Perhaps some deals could be brokered between charities and private sector businesses for “friendship Fridays”, when the charity could use the offices for staff meetings or centralised training. Identification with an organisation that improves lives or the environment might help provide the sense of purpose many employees crave. A skill-sharing arrangement, with new/inexperienced staff working on a useful project for the charity, could also be of mutual benefit.
Dee Stephens
Wareham, Dorset
Time to tax the rich is now
Will Hutton paints a grim picture of the state of Britain’s public finances and the way they have deteriorated over the last 20 years, but he makes no mention of the large increase in private wealth that has happened at the same time, including the emergence of many billionaires (“Let’s stop kidding ourselves we’re a rich nation and get real… we’ve gone bust”, Comment).
When it is difficult for many in full-time work to adequately feed and house themselves and their families, it is surely legitimate to ask what role properly targeted taxes on land, property, inheritance and windfall profits can contribute to solving the nation’s problems. If we are not going to ask these questions now, when “we’ve gone bust”, then when?
Michael Leigh
London SW18
More jazz, fewer robots
Young classical musicians are taught to play like robots, says Nigel Kennedy (News). One would think that classical courses in conservatoires and music colleges would avail themselves of the proximity of jazz courses to learn to improvise and help themselves deliver a “signature” sound. Throughout the history of music, improvisation has been a valued skill and it would appear not to be taught these days.

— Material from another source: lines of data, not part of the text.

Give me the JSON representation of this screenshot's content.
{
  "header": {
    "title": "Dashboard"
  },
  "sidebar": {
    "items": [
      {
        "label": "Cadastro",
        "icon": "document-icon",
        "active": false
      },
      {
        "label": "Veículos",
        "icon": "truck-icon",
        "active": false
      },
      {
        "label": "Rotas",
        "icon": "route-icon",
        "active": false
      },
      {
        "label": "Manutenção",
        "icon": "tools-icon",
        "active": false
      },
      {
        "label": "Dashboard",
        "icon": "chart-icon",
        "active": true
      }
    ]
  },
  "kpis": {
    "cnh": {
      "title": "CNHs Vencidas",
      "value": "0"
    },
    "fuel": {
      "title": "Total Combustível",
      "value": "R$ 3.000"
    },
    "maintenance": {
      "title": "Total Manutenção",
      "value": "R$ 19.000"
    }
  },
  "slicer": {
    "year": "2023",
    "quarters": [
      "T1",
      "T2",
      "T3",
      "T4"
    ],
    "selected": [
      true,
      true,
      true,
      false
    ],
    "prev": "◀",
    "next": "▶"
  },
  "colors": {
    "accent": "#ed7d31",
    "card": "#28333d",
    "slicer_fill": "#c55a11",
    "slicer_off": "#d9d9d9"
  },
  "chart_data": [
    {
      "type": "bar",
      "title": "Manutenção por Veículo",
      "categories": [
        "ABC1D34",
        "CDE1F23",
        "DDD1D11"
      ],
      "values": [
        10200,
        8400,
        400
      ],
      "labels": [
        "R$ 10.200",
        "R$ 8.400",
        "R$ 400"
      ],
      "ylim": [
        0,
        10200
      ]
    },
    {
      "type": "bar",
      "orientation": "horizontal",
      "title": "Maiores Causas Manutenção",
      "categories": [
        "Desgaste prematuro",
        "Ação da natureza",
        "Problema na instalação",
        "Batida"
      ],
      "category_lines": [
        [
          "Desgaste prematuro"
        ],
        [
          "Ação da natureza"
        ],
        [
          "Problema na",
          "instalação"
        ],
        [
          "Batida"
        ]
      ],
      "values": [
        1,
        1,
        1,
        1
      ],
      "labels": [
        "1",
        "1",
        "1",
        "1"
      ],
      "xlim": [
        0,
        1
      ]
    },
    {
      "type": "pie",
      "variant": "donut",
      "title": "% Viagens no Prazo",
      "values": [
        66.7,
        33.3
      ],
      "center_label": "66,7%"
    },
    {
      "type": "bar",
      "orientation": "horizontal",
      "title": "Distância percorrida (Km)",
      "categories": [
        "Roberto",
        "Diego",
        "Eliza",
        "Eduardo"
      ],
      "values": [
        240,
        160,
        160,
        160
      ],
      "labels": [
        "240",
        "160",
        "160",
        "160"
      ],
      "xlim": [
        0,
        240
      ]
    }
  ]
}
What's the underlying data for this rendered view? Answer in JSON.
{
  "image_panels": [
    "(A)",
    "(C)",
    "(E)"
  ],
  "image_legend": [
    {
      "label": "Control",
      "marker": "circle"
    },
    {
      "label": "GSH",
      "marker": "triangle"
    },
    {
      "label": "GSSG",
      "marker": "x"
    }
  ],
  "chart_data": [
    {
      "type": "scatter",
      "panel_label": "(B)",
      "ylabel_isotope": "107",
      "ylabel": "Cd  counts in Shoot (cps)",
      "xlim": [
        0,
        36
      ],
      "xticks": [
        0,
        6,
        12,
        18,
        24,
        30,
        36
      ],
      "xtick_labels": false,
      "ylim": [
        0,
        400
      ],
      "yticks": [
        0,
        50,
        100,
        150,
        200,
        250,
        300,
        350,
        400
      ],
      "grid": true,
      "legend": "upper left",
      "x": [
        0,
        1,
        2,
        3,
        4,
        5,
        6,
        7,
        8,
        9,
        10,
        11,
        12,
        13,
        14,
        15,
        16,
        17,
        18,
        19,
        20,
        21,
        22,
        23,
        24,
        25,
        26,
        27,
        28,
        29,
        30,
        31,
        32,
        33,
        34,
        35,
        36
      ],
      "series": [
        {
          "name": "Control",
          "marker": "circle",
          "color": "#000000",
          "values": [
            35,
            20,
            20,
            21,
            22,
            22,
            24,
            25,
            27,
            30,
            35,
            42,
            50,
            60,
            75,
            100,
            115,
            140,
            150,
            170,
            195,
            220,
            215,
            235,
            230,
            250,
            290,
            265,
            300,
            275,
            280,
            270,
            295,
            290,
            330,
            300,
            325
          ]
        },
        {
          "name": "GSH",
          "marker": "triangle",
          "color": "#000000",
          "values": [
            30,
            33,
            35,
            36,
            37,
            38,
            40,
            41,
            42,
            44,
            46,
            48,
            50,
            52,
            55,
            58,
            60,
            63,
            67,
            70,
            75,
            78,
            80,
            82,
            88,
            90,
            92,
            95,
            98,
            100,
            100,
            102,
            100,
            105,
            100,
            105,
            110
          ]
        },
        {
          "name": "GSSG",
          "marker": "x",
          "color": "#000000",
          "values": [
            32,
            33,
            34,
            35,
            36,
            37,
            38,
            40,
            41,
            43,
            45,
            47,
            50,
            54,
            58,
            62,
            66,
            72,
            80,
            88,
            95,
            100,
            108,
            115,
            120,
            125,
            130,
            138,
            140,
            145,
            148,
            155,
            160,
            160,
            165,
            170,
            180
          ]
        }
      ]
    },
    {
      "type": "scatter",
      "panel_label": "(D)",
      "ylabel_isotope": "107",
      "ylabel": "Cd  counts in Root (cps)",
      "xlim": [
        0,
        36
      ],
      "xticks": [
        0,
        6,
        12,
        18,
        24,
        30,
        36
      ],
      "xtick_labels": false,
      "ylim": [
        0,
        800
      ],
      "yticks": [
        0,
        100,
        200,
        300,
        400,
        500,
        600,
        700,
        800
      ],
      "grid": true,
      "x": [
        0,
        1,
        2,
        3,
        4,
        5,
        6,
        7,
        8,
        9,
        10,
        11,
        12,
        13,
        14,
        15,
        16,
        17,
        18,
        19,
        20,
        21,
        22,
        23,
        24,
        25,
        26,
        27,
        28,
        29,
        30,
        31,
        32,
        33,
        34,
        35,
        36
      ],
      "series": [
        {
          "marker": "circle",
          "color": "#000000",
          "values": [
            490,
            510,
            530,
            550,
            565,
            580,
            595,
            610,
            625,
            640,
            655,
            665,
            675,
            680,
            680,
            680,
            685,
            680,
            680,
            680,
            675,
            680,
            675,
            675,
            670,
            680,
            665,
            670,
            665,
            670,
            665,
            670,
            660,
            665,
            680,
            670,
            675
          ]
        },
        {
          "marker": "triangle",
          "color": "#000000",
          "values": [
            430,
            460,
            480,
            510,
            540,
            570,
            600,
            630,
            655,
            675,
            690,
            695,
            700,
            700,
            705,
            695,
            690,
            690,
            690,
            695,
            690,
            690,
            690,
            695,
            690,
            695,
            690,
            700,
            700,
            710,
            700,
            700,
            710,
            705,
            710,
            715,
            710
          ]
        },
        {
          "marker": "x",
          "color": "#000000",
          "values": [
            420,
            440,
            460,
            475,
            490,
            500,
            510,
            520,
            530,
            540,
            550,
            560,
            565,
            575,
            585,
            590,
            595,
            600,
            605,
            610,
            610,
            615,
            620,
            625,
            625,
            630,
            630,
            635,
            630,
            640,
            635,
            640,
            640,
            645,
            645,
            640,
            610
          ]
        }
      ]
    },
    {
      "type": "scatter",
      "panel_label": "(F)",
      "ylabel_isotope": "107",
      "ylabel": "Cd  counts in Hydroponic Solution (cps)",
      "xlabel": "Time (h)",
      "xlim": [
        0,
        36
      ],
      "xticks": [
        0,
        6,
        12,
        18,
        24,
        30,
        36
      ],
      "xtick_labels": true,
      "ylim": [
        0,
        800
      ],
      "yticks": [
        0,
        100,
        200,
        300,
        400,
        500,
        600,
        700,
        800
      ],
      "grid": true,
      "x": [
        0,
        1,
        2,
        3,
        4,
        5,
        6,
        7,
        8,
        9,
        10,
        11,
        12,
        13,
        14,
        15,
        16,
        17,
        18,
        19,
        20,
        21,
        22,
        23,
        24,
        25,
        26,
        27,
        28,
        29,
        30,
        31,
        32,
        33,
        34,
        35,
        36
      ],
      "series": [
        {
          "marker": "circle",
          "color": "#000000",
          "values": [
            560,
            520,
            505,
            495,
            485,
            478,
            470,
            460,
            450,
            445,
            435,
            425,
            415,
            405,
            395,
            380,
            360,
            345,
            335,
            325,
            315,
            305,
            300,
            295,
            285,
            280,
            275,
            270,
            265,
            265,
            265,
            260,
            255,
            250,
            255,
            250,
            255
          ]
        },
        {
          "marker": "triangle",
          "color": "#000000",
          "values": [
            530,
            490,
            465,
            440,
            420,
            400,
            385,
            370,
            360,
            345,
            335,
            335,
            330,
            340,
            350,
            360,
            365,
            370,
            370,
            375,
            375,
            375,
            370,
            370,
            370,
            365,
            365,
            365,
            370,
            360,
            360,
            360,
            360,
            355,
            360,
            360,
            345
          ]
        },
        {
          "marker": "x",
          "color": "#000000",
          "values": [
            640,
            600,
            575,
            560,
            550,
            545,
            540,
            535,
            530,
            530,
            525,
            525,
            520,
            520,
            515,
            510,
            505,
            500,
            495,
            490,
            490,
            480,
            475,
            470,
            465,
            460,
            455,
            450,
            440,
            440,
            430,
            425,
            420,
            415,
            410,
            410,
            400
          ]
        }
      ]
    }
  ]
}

Kennedy’s cri de coeur for equitable funding in music barely scratched the surface of the problem facing the arts, which is the sheer incompetence and mismanagement by Arts Council England (ACE) and its relationship with the Department for Culture, Media and Sport. Throw in ACE’s flawed strategy, Let’s Create, and you have the current shambles. Only with a root and branch review of ACE will other types of music and art get a place in the sun.